Montag, 11. August 2014

Klischees – Nachteile und Vorteile

Einige Gedanken über Klischees, ausgelöst durch das Betrachten von Floskelwolken und das Lesen eines Artikels über Metaphern in der Medizin.

1. Die Metapher von heute ist das Klischee von morgen

Viele Floskeln, laut Duden nichtssagende Redensarten; formelhafte, leere Redewendungen, und Klischeewörter, abgegriffene Wörter, haben einmal als Metaphern angefangen. Beispielsweise der sintflutartige Regen; das grüne Licht, das jemand gibt; erdrutschartige Ereignisse; schmerzhafte Einschnitte; oder auch Menschen, die in den Startlöchern stehen oder sich zu weit aus dem Fenster lehnen.

Dafür gibt es einen guten Grund. Metaphern sind anschaulich und weil sie schwierige Vorgänge oder Zusammenhänge mit bekannten Dingen und Erfahrungen vergleichen, erleichtern sie das Verstehen. Der oben erwähnte Artikel über Metaphern in der Medizin nennt in diesem Zusammenhang eine Studie:
One study, from 2010, found that physicians use metaphors in almost two-thirds of their conversations with patients who have serious illnesses. Physicians who used more metaphors were seen as better communicators. Patients reported less trouble understanding them, and felt as though their doctor made sure they understood their conditions.
Das Fazit der Studie lautete:
The use of metaphors and analogies may enhance physicians' ability to communicate.
2.  Originelle Autoren vermeiden Klischeewörter

Metaphern, die besonders gut funktionieren, erfreuen sich im Laufe der Zeit immer größerer Beliebtheit, bis sie eines Tages verblasst, ausgelutscht und abgenutzt sind. Sprich sie sind farblos und fade und haben ihre Schlagkraft verloren.

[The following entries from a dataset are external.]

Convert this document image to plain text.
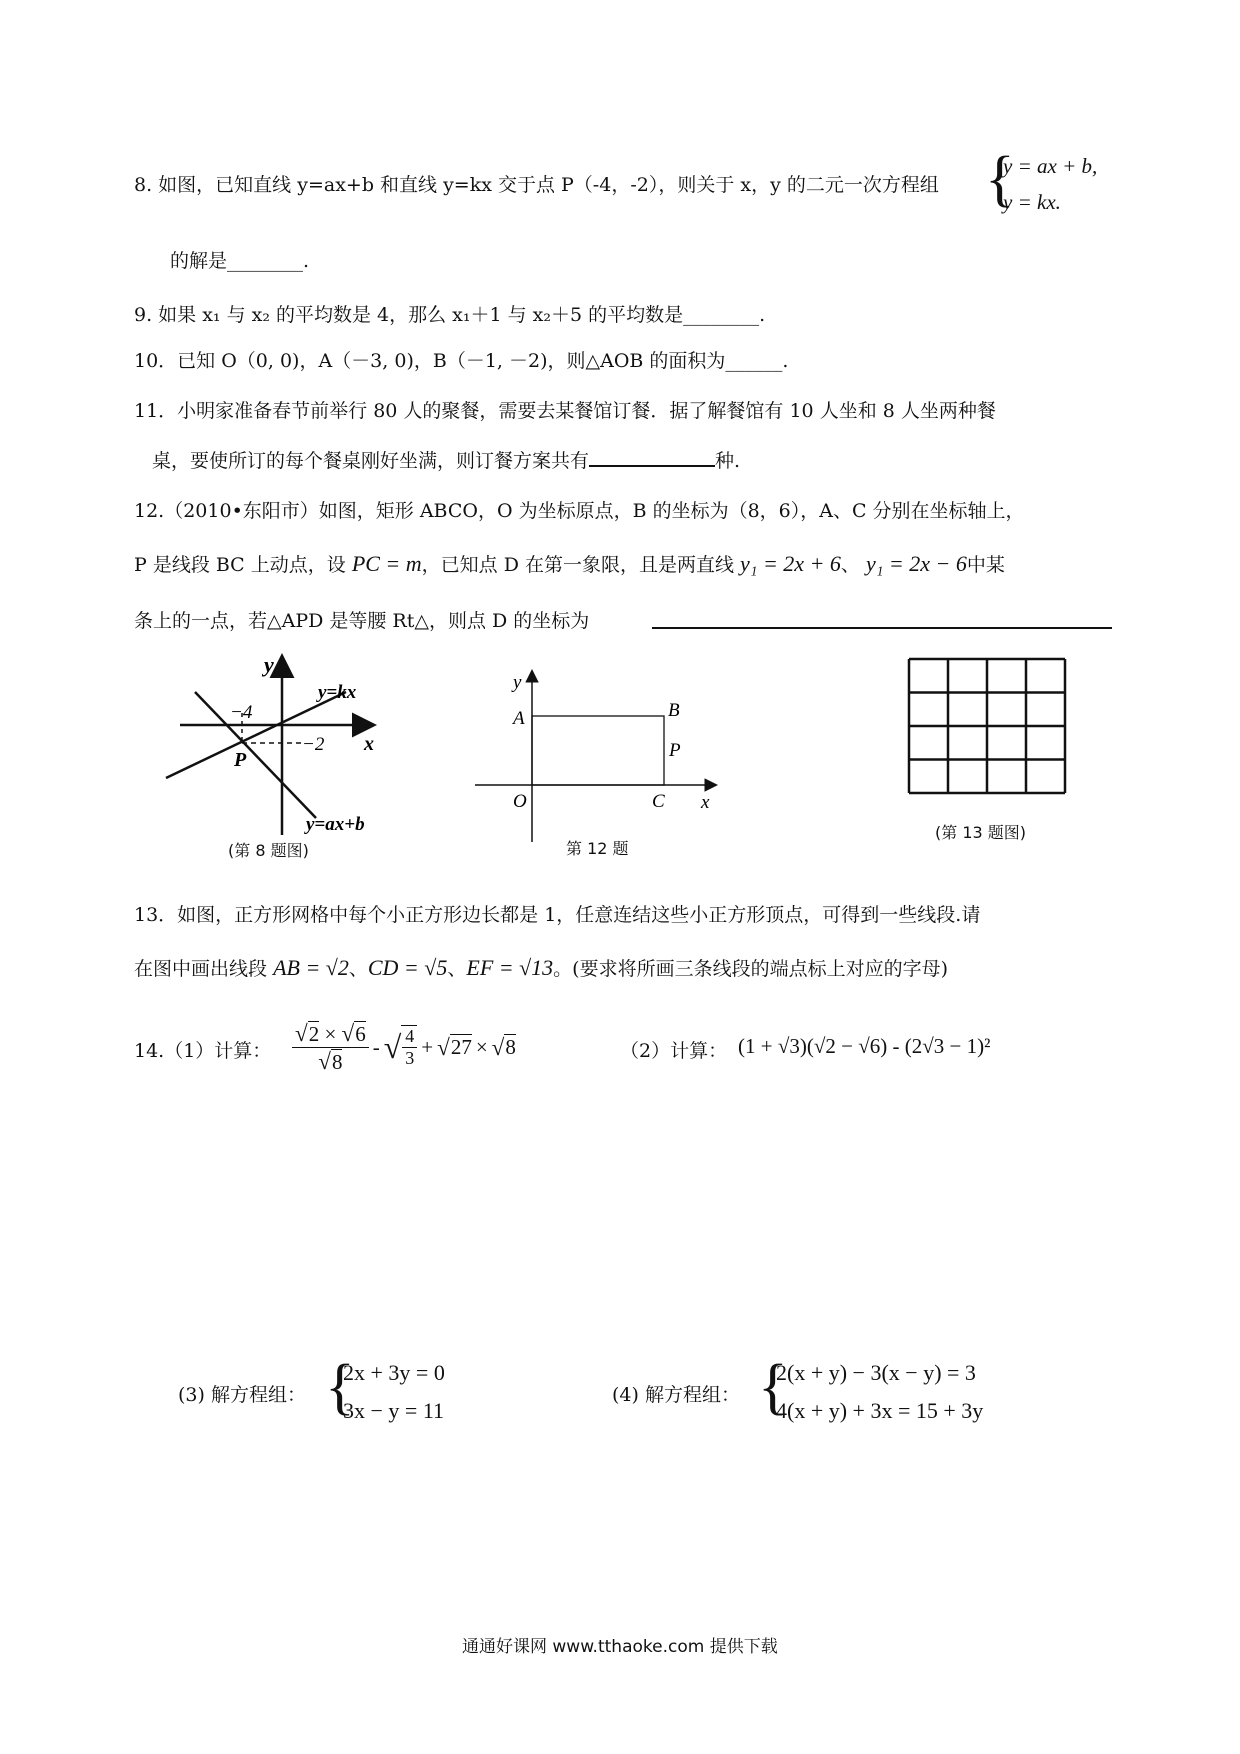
8. 如图，已知直线 y=ax+b 和直线 y=kx 交于点 P（-4，-2），则关于 x，y 的二元一次方程组 {
y = ax + b,
y = kx.
的解是________.
9. 如果 x₁ 与 x₂ 的平均数是 4，那么 x₁＋1 与 x₂＋5 的平均数是________.
10．已知 O（0, 0)，A（－3, 0)，B（－1, －2)，则△AOB 的面积为______.
11．小明家准备春节前举行 80 人的聚餐，需要去某餐馆订餐．据了解餐馆有 10 人坐和 8 人坐两种餐
桌，要使所订的每个餐桌刚好坐满，则订餐方案共有	种.
12.（2010•东阳市）如图，矩形 ABCO，O 为坐标原点，B 的坐标为（8，6），A、C 分别在坐标轴上，
P 是线段 BC 上动点，设 PC = m，已知点 D 在第一象限，且是两直线 y₁ = 2x + 6、 y₁ = 2x − 6中某
条上的一点，若△APD 是等腰 Rt△，则点 D 的坐标为
y
x
y=kx
y=ax+b
−4
−2
P
(第 8 题图)
y
x
A	B
P
O	C
第 12 题
(第 13 题图)
13．如图，正方形网格中每个小正方形边长都是 1，任意连结这些小正方形顶点，可得到一些线段.请
在图中画出线段 AB = √2、CD = √5、EF = √13。(要求将所画三条线段的端点标上对应的字母)
14.（1）计算： $\frac{√2 \times √6}{√8}$ - √ $\frac{4}{3}$ + √ 27 × √ 8	（2）计算： (1 + √3)(√2 − √6) - (2√3 − 1)²
(3) 解方程组： {
2x + 3y = 0
3x − y = 11
(4) 解方程组： {
2(x + y) − 3(x − y) = 3
4(x + y) + 3x = 15 + 3y
通通好课网 www.tthaoke.com 提供下载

Wer Interessantes mitzuteilen hat oder lebendige Geschichten schreiben will, sollte solche Ausdrücke meiden wie die Pest. (Das ist eine Meta-Floskel, denn verschiedene Autoren haben sie mit einem Augenzwinkern in Texten über Klischeewörter eingesetzt. Tut mir leid, ich konnte nicht widerstehen.)

3. Floskeln helfen, wenn viele Menschen etwas schnell verstehen sollen

Wenn man andererseits möglichst vielen Personen etwas möglichst schnell und verständlich mitteilen möchte, sind Floskeln meines Erachtens durchaus ein geeignetes Mittel. Zum Beispiel bei Hörfunknachrichten können sie hin und wieder als Kürzel funktionieren. Etwas von ihrer Bildkraft haben sich nämlich selbst Klischees wie absegnen, durchwinken und der berühmt-berüchtigte wackelnde Stuhl erhalten.